Last Saturday the LA Times ran a story with the headline: Cord blood: Banking on unproven hopes. The article highlights some studies in which human patients have have been successfully treated with stem cells taken from umbilical cord blood, particularly mentioning the case of 3-year-old Dallas Hextell who was treated for cerebral palsy with his own cord blood that his parents banked after he was born:
Within a few weeks of the transfusion, his nystagmus — spasms of the eye — disappeared, the Hextells said. Five months later, he could stand.
A month after that, he took his first steps on the front lawn while his parents were taking down their Christmas lights. “Quick, go get the video camera,” Cynthia shrieked.
Then the focus shifts to “some medical experts” who, though “intrigued” by the research, warn that it’s “too early” and that “no scientific evidence exists yet to show that any of these therapies are beneficial in humans.” Dr. George Daley, a hematologist and stem cell researcher at Children’s Hospital Boston, is quoted as saying:
“There have been many instances where what looks like a miraculous improvement in an investigational therapy ultimately doesn’t pan out.”
(Of course, none of those instances are ever actually mentioned specifically.) And the doctor who was responsible for Dallas Hextell’s successful treatment is described as being “troubled by the publicity that her trial and Dallas Hextell have elicited.”

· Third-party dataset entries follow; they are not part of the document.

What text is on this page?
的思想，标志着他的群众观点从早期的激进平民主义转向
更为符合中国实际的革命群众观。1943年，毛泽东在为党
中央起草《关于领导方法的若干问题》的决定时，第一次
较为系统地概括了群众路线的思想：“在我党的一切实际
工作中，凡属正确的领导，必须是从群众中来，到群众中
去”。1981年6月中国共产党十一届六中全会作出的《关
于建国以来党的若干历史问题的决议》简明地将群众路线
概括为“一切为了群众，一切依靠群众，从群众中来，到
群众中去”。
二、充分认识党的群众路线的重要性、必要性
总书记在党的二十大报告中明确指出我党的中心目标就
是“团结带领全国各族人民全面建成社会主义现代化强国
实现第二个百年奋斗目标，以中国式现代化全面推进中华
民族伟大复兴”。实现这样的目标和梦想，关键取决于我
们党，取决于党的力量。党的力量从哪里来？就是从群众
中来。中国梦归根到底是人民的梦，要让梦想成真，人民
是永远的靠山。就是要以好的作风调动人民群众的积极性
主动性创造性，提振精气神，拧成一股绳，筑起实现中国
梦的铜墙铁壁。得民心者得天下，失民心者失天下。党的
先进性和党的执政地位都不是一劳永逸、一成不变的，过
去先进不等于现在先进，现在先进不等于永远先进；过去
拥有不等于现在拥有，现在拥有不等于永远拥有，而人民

Contrast that to this story (by a different author) published by the Times just one month earlier on the FDA’s approval of the first human clinical trial involving embryonic stem cells. Talk about unproven hopes and research with no scientific evidence to show that such a therapy would be beneficial in humans! There hasn’t been much success with ESCs in rats, yet for crying out loud! Yet, the article describes the approval as “ushering in a new era in medicine” without even a hint of skepticism, besides cautioning at the end that a cure could still be years away (my emphasis):
As a Phase I trial, the study will primarily assess the safety of the treatment, which has been under development by Menlo Park, Calif.-based Geron Corp. for nearly a decade. But scientists, doctors and patients said they were most eager to see whether low doses of the cells would produce any therapeutic benefit.

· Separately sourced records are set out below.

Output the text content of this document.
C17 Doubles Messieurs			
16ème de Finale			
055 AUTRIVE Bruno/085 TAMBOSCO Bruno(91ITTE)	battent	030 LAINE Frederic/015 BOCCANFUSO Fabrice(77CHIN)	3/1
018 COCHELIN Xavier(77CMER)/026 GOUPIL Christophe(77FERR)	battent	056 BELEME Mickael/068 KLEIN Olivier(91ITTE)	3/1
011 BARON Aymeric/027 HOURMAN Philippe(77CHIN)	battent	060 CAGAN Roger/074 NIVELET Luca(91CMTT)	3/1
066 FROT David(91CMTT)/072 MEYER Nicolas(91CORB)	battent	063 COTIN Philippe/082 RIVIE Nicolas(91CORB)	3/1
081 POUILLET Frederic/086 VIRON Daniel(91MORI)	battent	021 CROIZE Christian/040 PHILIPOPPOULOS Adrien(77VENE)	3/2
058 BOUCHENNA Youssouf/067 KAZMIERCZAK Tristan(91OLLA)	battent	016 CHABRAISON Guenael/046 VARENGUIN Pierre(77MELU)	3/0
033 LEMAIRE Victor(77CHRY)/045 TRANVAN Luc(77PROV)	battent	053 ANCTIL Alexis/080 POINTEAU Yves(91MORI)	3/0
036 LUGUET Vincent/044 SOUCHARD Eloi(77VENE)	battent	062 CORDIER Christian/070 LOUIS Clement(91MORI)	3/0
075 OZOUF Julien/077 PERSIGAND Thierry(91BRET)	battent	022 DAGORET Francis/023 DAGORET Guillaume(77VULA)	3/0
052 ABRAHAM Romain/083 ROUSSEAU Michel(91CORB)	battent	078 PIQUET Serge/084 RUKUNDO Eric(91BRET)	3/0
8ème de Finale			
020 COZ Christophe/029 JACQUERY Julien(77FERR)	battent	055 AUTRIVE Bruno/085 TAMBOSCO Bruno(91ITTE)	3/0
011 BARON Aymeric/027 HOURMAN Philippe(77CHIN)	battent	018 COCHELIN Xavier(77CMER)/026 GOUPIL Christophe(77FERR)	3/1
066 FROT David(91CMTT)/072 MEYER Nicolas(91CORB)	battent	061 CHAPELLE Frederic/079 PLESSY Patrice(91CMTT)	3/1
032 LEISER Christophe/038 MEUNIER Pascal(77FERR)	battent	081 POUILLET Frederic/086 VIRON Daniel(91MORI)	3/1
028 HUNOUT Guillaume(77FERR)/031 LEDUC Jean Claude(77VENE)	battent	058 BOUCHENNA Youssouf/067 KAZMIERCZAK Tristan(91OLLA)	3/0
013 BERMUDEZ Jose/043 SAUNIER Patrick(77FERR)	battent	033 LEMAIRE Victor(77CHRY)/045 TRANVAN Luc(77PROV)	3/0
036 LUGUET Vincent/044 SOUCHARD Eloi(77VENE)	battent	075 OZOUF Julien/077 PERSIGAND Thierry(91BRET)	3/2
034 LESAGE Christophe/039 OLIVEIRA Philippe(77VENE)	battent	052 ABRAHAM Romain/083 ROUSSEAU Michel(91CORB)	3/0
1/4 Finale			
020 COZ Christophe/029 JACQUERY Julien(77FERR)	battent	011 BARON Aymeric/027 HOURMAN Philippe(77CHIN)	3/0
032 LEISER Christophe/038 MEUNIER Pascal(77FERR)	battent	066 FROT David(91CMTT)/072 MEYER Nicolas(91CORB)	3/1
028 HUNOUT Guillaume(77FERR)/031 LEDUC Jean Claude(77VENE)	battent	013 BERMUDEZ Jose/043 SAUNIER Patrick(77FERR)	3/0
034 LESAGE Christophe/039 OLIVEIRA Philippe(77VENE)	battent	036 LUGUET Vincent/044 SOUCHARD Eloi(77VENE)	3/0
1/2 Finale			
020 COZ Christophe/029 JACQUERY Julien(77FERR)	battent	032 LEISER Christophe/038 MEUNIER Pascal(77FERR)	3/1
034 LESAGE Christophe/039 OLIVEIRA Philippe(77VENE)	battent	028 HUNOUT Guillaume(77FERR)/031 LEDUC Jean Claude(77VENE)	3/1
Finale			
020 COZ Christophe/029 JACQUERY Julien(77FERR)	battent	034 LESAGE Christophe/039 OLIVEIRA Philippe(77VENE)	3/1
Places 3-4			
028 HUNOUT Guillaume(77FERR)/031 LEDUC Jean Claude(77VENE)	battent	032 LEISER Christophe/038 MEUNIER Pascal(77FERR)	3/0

If so, it would help validate years of hope and investment in the nascent field of regenerative medicine. Besides patients with spinal cord injuries, stem cell therapies could ultimately benefit people with such intractable diseases as Alzheimer’s, Parkinson’s and multiple sclerosis.
Now, I know better than to expect much from the media these days. But I still can’t help feeling like SNL’s Amy Poehler and Seth Meyers here. REALLY, LA Times!?! Really. Therapies with umbilical cord blood cells that have been shown in a number of human patients to at least reduce the symptoms of the disease they were meant to treat should be viewed skeptically but we should consider the first ever human trials with with (the thus far tumor inducing) ESCs to be the beginning of a “new era in medicine?” REALLY!?! Huh, Wow!
To be fair, the LA-T piece did mention in one very small sentence that direct injections of pure ESCs (which this new trial is not) tend to grow tumors and that the FDA approved treatment has supposedly had some success in mouse trials. But that still doesn’t make it some breakthrough medical treatment – especially when you don’t consider something that has actually treated human patients to be one.